# Unicorn in oils :)



## Zab (Oct 4, 2008)

A long-maned unicorn foal..or yearling..or whatever x)

First the sketc, then the ground paint, and then the finished piece  Took about 2.5 hours.

Oils are both easier and harder thab photoshop..I definetly need more practice, and patiense, but i's way easier to get a nice texture and look to it...
I'm half-happy with this piece. It's a bit boring.. maybe I could add more light when it's dry.. conformation and so on isn't great either. I've added blure and red in the shadows to get them deeper, but not goos enough..
It'll do to hang above my bed at least


----------



## tempest (Jan 26, 2009)

wow, that's awesome!


----------



## Zab (Oct 4, 2008)

Thanks 

It's my first oil-painting of a horse with the whole body in it. And I've only done one or perhaps two acrylic paintings with the full body..
Maybe 10 paintings all-in-all, both oil and acrylic counted.. soI have room for more practice


----------



## tempest (Jan 26, 2009)

The head seems a little out of proportion to the body, but only after you added the mane. Wonder why that is...


----------



## darkrapidash (Jun 27, 2009)

That's beautiful! Thanks for sharing the pictures from BEFORE it was finished, lol. Interesting to see how it all comes together.
The head does look a little big, though, but I think it might just be an issue of colors and contrasting. In the end, it looks really great!


----------



## SpiritJordanRivers (May 31, 2009)

Wow! That's SO good! I can't paint to save my life . . . but I can draw . . . kinda  lol. The mane and tail look amazing.


----------



## Zab (Oct 4, 2008)

Thanks! 

The head is a bit big. Think of it as a foal and it'll be alright x)

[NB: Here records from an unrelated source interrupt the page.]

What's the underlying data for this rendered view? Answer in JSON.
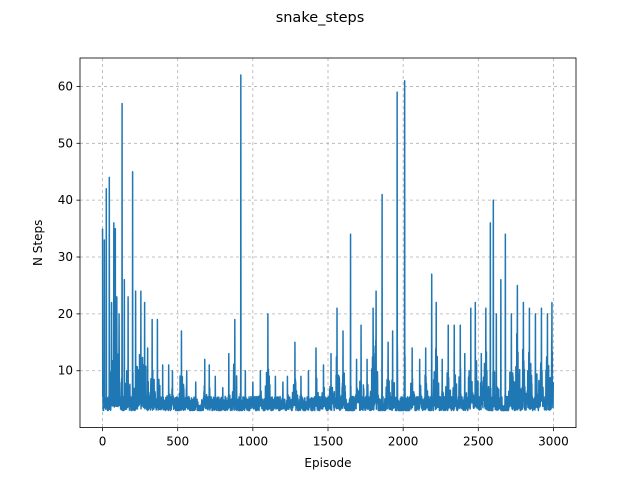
{
  "chart_data": {
    "type": "line",
    "title": "snake_steps",
    "xlabel": "Episode",
    "ylabel": "N Steps",
    "xlim": [
      -150,
      3150
    ],
    "ylim": [
      0,
      65
    ],
    "xticks": [
      0,
      500,
      1000,
      1500,
      2000,
      2500,
      3000
    ],
    "yticks": [
      10,
      20,
      30,
      40,
      50,
      60
    ],
    "grid": true,
    "series": [
      {
        "color": "#1f77b4",
        "n_points": 3000,
        "baseline_min": 3,
        "peaks": [
          [
            0,
            35
          ],
          [
            12,
            33
          ],
          [
            25,
            42
          ],
          [
            45,
            44
          ],
          [
            60,
            22
          ],
          [
            75,
            36
          ],
          [
            85,
            35
          ],
          [
            95,
            23
          ],
          [
            110,
            20
          ],
          [
            130,
            57
          ],
          [
            145,
            26
          ],
          [
            170,
            23
          ],
          [
            200,
            45
          ],
          [
            220,
            24
          ],
          [
            255,
            24
          ],
          [
            280,
            22
          ],
          [
            300,
            14
          ],
          [
            330,
            19
          ],
          [
            365,
            19
          ],
          [
            400,
            11
          ],
          [
            440,
            11
          ],
          [
            465,
            10
          ],
          [
            525,
            17
          ],
          [
            560,
            10
          ],
          [
            620,
            8
          ],
          [
            680,
            12
          ],
          [
            710,
            11
          ],
          [
            750,
            9
          ],
          [
            800,
            7
          ],
          [
            840,
            13
          ],
          [
            880,
            19
          ],
          [
            920,
            62
          ],
          [
            950,
            10
          ],
          [
            1000,
            8
          ],
          [
            1050,
            10
          ],
          [
            1100,
            20
          ],
          [
            1150,
            9
          ],
          [
            1200,
            8
          ],
          [
            1230,
            9
          ],
          [
            1280,
            15
          ],
          [
            1320,
            9
          ],
          [
            1370,
            10
          ],
          [
            1420,
            14
          ],
          [
            1470,
            11
          ],
          [
            1520,
            13
          ],
          [
            1560,
            21
          ],
          [
            1600,
            17
          ],
          [
            1650,
            34
          ],
          [
            1690,
            12
          ],
          [
            1720,
            18
          ],
          [
            1760,
            12
          ],
          [
            1800,
            21
          ],
          [
            1820,
            24
          ],
          [
            1860,
            41
          ],
          [
            1900,
            15
          ],
          [
            1930,
            17
          ],
          [
            1960,
            59
          ],
          [
            2010,
            61
          ],
          [
            2060,
            14
          ],
          [
            2110,
            12
          ],
          [
            2150,
            14
          ],
          [
            2190,
            27
          ],
          [
            2220,
            22
          ],
          [
            2260,
            12
          ],
          [
            2300,
            18
          ],
          [
            2340,
            18
          ],
          [
            2380,
            18
          ],
          [
            2410,
            13
          ],
          [
            2450,
            21
          ],
          [
            2480,
            22
          ],
          [
            2520,
            13
          ],
          [
            2550,
            21
          ],
          [
            2580,
            36
          ],
          [
            2600,
            40
          ],
          [
            2620,
            20
          ],
          [
            2650,
            26
          ],
          [
            2680,
            34
          ],
          [
            2720,
            20
          ],
          [
            2760,
            25
          ],
          [
            2800,
            22
          ],
          [
            2840,
            21
          ],
          [
            2880,
            20
          ],
          [
            2920,
            21
          ],
          [
            2960,
            20
          ],
          [
            2990,
            22
          ],
          [
            2999,
            8
          ]
        ]
      }
    ]
  }
}
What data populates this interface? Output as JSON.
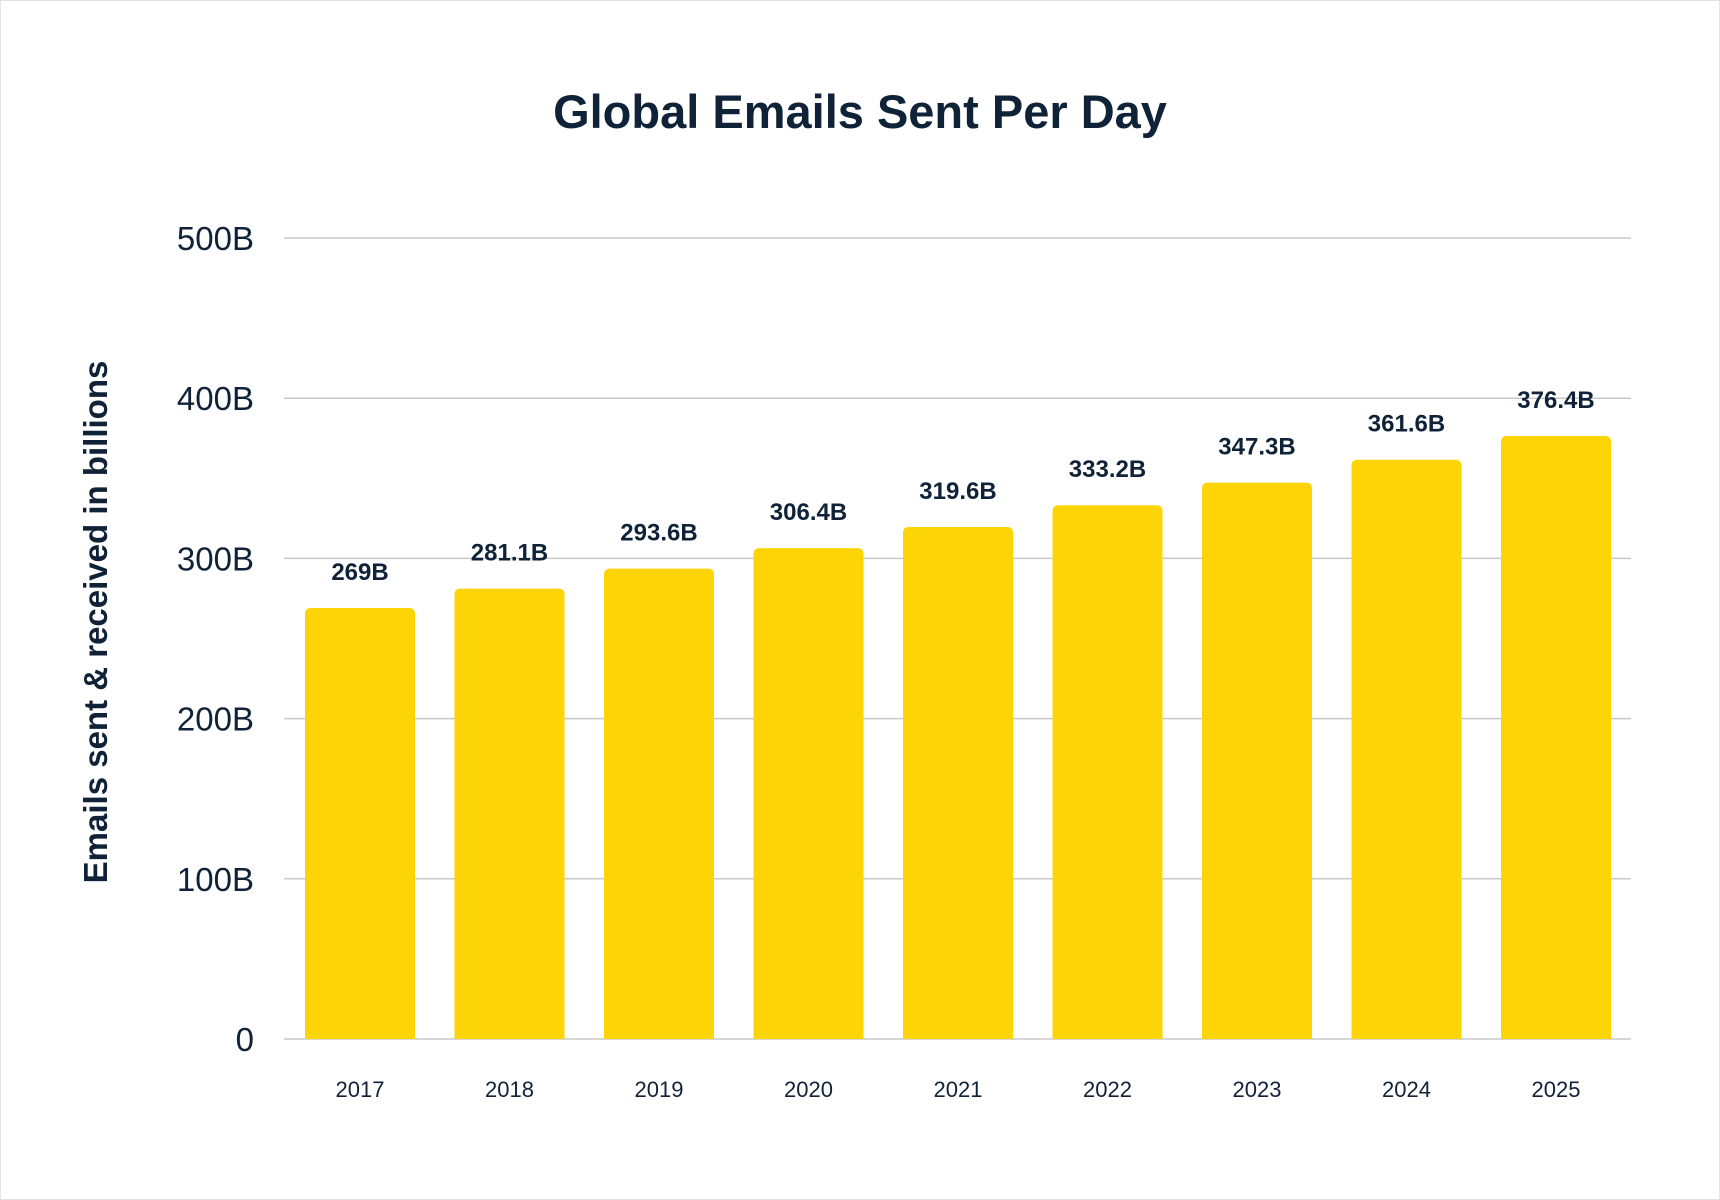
{
  "chart_data": {
    "type": "bar",
    "title": "Global Emails Sent Per Day",
    "ylabel": "Emails sent & received in billions",
    "xlabel": "",
    "categories": [
      "2017",
      "2018",
      "2019",
      "2020",
      "2021",
      "2022",
      "2023",
      "2024",
      "2025"
    ],
    "values": [
      269,
      281.1,
      293.6,
      306.4,
      319.6,
      333.2,
      347.3,
      361.6,
      376.4
    ],
    "data_labels": [
      "269B",
      "281.1B",
      "293.6B",
      "306.4B",
      "319.6B",
      "333.2B",
      "347.3B",
      "361.6B",
      "376.4B"
    ],
    "ylim": [
      0,
      500
    ],
    "yticks": [
      0,
      100,
      200,
      300,
      400,
      500
    ],
    "ytick_labels": [
      "0",
      "100B",
      "200B",
      "300B",
      "400B",
      "500B"
    ],
    "grid": true,
    "legend": "none",
    "bar_color": "#FDD506",
    "text_color": "#0F2238",
    "grid_color": "#C9C9C9"
  }
}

I think I'll add more light and so on tomorrow.. just might see what I can do about the head too.


----------



## Sunny06 (Jun 22, 2009)

I love unicorns and you are amazing O.O


----------



## Zab (Oct 4, 2008)

I added some more light and more red in the shadows and stuff.. and photographed n daylight


----------



## Zab (Oct 4, 2008)

hm..noticed I have some brush-strokes to blend..


----------



## darkrapidash (Jun 27, 2009)

It looks even better :O I think lightening the forelegs really helped bring the head back into proportion. Great job!


----------



## Zab (Oct 4, 2008)

yayness ^^


----------



## InspiredByHorses (Jul 19, 2009)

Awesome


----------



## Jillyann (Mar 31, 2009)

that is amazing!


----------



## ilovemyPhillip (Apr 4, 2009)

whoa!!!!! thats amazing!!!!!! youre lucky you have LOADS of talent!


----------



## RoCru (Jul 19, 2009)

Awesome!!!


----------



## Qtswede (Apr 16, 2009)

I love that this isn't another white unicorn. Very interesting. You did a great job, and as far as the head/proportion thing - you could look at it as a pony rather than a foal, and it's perfect. lol!


----------